どちらにしても一つを埋められるかもしれない時に確認しよう。
パチッと電気マッサージを終える。
「ルルー……スッキリー」
「別に凝りとかあった訳じゃないんだけどね」
「ルーフェ大丈夫なの?」
リーサが小首を傾げて尋ねる。
「うん。昨日食べさせた魔石のお陰なのか元気が有り余って食欲が無いだけみたいだよ」
「ルルーン! なんかお腹いっぱい! 元気いっぱい!」
とはいえ定期的に確認をしておかないといけないのも事実かな。
「疲れが出たら言うんだよ?」
「ルルー!」
まあ、ルーフェの体は大きいから、その体格を維持するには相応の食料が必要になる訳で、それを安く済ませられるなら喜んだ方が良いのかな?
サンダーソードを良いように利用しているからか、複雑な気分だ。
「料理、もっと覚える。
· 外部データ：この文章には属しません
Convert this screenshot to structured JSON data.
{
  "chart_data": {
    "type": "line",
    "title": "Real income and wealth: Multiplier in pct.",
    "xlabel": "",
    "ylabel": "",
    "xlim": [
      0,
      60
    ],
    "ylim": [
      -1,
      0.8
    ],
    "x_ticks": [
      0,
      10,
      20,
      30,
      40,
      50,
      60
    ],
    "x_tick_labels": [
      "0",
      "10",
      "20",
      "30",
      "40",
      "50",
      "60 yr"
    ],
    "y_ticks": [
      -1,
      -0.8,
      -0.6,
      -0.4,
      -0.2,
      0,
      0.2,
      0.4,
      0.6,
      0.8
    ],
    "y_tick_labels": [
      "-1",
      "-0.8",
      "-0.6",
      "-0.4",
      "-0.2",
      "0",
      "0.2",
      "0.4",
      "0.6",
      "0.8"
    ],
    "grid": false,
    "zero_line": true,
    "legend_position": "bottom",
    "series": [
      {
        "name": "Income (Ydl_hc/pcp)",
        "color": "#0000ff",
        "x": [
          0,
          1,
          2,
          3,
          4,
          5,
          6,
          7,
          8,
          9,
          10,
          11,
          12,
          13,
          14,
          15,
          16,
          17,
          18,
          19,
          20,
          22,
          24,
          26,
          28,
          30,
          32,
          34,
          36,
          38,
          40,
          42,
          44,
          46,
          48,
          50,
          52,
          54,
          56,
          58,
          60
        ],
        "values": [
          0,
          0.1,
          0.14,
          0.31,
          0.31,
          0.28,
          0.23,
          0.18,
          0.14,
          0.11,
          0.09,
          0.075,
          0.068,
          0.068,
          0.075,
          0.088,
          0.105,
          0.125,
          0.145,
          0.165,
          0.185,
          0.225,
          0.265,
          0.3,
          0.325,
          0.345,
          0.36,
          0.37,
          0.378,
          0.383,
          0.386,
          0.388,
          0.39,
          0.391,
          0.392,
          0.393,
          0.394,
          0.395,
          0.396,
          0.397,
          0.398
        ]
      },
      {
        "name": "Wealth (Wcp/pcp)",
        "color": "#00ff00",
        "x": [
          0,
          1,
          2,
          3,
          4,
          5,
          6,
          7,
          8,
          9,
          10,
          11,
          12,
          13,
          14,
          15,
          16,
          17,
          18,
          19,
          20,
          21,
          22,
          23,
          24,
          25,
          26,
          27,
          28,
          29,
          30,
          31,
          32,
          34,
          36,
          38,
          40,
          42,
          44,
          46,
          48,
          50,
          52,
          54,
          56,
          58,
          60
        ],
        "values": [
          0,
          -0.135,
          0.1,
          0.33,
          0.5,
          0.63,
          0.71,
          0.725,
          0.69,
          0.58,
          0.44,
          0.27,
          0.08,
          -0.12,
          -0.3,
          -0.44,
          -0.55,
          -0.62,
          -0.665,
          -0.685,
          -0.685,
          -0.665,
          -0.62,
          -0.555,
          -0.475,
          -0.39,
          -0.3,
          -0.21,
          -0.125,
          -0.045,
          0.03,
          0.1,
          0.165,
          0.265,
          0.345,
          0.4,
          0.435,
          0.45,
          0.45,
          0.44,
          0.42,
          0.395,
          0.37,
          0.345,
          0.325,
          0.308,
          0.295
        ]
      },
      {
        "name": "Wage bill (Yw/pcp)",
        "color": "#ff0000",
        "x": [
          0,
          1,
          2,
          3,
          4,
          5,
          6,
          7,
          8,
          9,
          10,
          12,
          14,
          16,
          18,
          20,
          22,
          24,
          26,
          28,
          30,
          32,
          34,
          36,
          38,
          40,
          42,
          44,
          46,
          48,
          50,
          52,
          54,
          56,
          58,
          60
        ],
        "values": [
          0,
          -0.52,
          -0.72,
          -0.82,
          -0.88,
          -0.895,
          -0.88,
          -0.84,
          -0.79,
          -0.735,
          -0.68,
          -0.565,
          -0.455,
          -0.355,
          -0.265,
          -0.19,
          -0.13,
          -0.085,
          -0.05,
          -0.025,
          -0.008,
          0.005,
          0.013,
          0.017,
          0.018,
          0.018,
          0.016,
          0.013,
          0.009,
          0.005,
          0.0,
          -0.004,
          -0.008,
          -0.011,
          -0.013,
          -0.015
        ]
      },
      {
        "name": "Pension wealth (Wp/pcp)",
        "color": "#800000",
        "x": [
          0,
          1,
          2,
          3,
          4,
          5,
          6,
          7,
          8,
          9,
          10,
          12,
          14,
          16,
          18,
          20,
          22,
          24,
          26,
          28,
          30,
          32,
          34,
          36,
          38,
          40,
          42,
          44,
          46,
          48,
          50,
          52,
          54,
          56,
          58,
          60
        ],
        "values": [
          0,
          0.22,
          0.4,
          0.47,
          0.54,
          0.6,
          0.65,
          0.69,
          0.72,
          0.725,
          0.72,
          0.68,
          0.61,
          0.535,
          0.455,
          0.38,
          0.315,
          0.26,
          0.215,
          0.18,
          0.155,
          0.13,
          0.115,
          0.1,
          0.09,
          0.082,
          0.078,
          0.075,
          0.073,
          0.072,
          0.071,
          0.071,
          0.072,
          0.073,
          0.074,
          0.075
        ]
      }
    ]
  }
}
この前スープ教わった!」
「お昼は軽く済ませる予定だからー……じゃあ夜に食材を詰め寄ってお願いしようかな」
「ルルー!」
なんて感じに俺達はのんきに食事をして進んで行ったのだった。
目的地に到着した俺達は早速、ホーンバイソンを狩る為に探す事にした。
結構見晴らしの良い草原なので目当ての魔物はすぐに見つかった。
「ブモォオオオオオオオ!」
……なんかルーフェが前に倒していたホーンバイソンだと思わしき魔物よりも二回りくらい大きな牛型の魔物が俺達を見るなり突撃してくる。
角がなんか銀っぽい光沢を宿したホーンバイソンって感じ。
たぶん、目標の魔物とは別種……亜種だと思った方が良いな。
「ルル!」
「……」
ルーフェとリーサが臨戦態勢に入る。
俺はリーサ達が前に出ないように腕を広げてからサンダーソードを抜刀して構える。
「は!」
なんとなく強そうな雰囲気。
豪快に攻撃されて怪我でもしたら大変だ。
とりあえず牽制に、力を込めてサンダーソードを振り被って落雷を落とす。
「ブモォ!?」
命中精度の上がったサンダーソードの落雷がホーンバイソンの亜種と言うか上位種っぽい奴に降り注いだ。
「ブ――」
ブスブスとホーンバイソンの上位種は煙を出し、白眼を向いて音を立てて崩れ落ちる。
イノシシの亜種を倒した時と似た感じだけど、こっちの方がゆっくりだな。
「倒したかな?」
様子を見る為に近づいて死んでいるか確認。
……うん、死んでるな。
トドメに首の太い血管を切る。
食用目的での狩猟なのだから血抜きは重要だ。
同時に死んだふりをしていたとしても、これを受けたら一溜まりもない。
間違いなく絶命している。
これで戦えるとしたらアンデッドの類だ。